Bradley is also optimistic about the future for battery-less technologies. “There may be multiple sensors that are placed in the patient for diagnostic purposes and either removed or left in for a period of time,” he says.
Researchers are also applying this type of wireless power transfer to battery-less pacemakers; Rice University researchers, led by electrical and computer engineering professor Aydin Babakhani, have introduced a pacemaker, meant to be implanted either in or on the heart, that can harvest energy wirelessly through an external battery pack.
Super storage
All of these devices that harvest energy, whether it’s for powering ingestible bioelectronics or leadless pacemakers, require supercapacitors capable of energy storage. In a study published earlier this month (May 9) in Advanced Energy Materials, a team of scientists at the University of California, Los Angeles, and the University of Connecticut designed the first biocompatible supercapacitor that’s also highly efficient, according to lead author Islam Mosa, a bioengineer at the University of Connecticut.

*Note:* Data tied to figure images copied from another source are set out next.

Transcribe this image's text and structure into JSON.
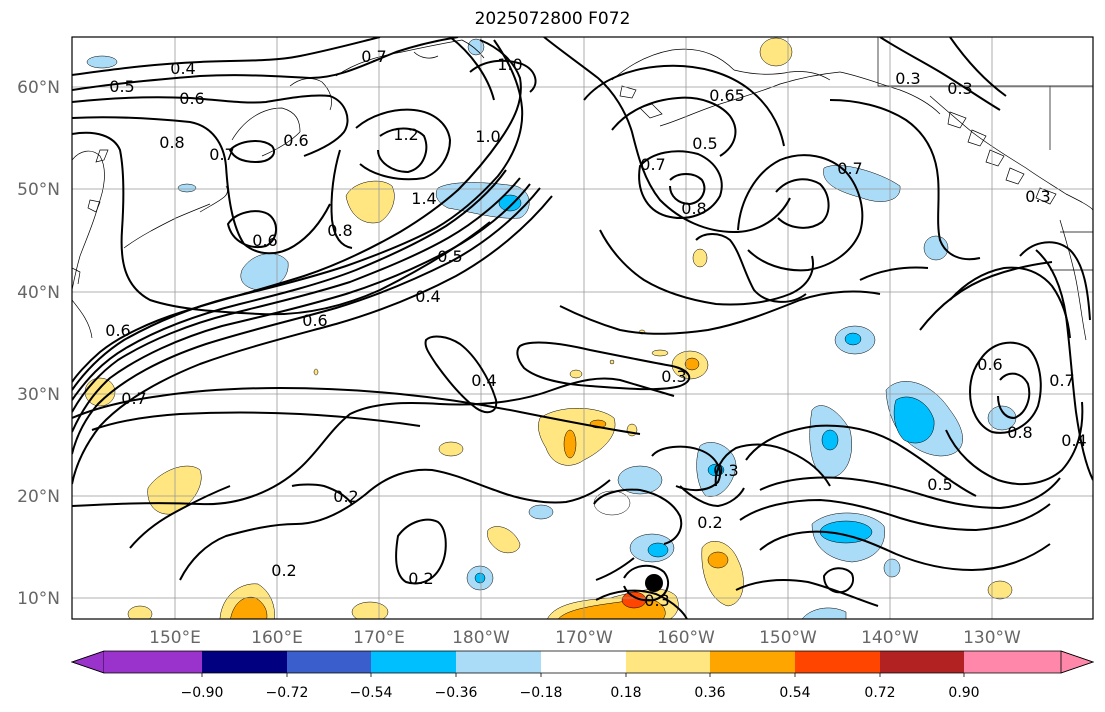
{
  "title": "2025072800 F072",
  "map": {
    "lat_ticks": [
      "60°N",
      "50°N",
      "40°N",
      "30°N",
      "20°N",
      "10°N"
    ],
    "lon_ticks": [
      "150°E",
      "160°E",
      "170°E",
      "180°W",
      "170°W",
      "160°W",
      "150°W",
      "140°W",
      "130°W"
    ],
    "grid": true,
    "contour_color": "#000000",
    "storm_marker": "black dot"
  },
  "contour_labels": [
    "0.4",
    "0.5",
    "0.6",
    "0.8",
    "0.7",
    "0.6",
    "0.7",
    "1.0",
    "1.2",
    "1.4",
    "1.0",
    "0.8",
    "0.6",
    "0.5",
    "0.4",
    "0.6",
    "0.6",
    "0.7",
    "0.65",
    "0.5",
    "0.7",
    "0.8",
    "0.7",
    "0.3",
    "0.4",
    "0.3",
    "0.3",
    "0.2",
    "0.2",
    "0.2",
    "0.2",
    "0.3",
    "0.6",
    "0.7",
    "0.8",
    "0.4",
    "0.5",
    "0.3",
    "0.3"
  ],
  "colorbar": {
    "ticks": [
      "−0.90",
      "−0.72",
      "−0.54",
      "−0.36",
      "−0.18",
      "0.18",
      "0.36",
      "0.54",
      "0.72",
      "0.90"
    ],
    "colors": [
      "#9933cc",
      "#000080",
      "#3a5fcd",
      "#00bfff",
      "#aadcf8",
      "#ffffff",
      "#ffe680",
      "#ffa500",
      "#ff4500",
      "#b22222",
      "#ff88aa",
      "#ff88aa"
    ]
  }
}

This ultra-thin device is made with single sheets of graphene, a biocompatible carbon-based material, and interspersed with two proteins: positively-charged bovine serum albumin and myoglobin. These layers are then sandwiched between two very thin gold films. When this device is charged, it can be powered by ions from biological fluids—including serum, urine, or blood. According to their report, the device is not toxic to cells in culture and stores energy at a power density “3–11 times higher than commercially available thin-film [electrochemical capacitors].”
Both James Rusling, a bioengineer leading the Connecticut researcher group, and Richard Kaner, a bioengineer in charge of the UCLA group, said that this supercapacitor has a long way to go before it’s tested in people. “That’s a real stretch at this point,” says Rusling. Kaner agrees: “I am working on some commercial devices, but I don’t see this being immediately applicable.”
“There’s a possibility that it can work,” Rusling adds. “But, this is like the first step up the mountain and we’ve only gone 30 feet, and the mountain is 10 miles high.”
M.H. Ansari et al., “Experimental investigation of fan-folded piezoelectric energy harvesters for powering pacemakers,” Smart Materials and Structures, doi:10.1088/1361-665X/aa6cfd, 2017.
M.H. Ansari et al., "A sub-cc nonlinear piezoelectric energy harvester for powering leadless pacemakers," Journal of Intelligent Materials and Structures, doi:10.1177/1045389X17708344, 2017.
A. Zurbuchen et al., “The Swiss approach for a heartbeat-driven lead- and battery-less pacemaker,” Heart Rhythm, doi:10.1016/j.hrthm.2016.10.016, 2017.
A. Abid et al., “Wireless power transfer to millimeter-sized gastrointestinal electronics validated in a swine model,” Scientific Reports, doi:10.1038/srep46745, 2017.
I.M. Mosa et al., “Ultrathin graphene–protein supercapacitors for miniaturized bioelectronics,” Advanced Energy Materials, doi:10.1002/aenm.201700358, 2017.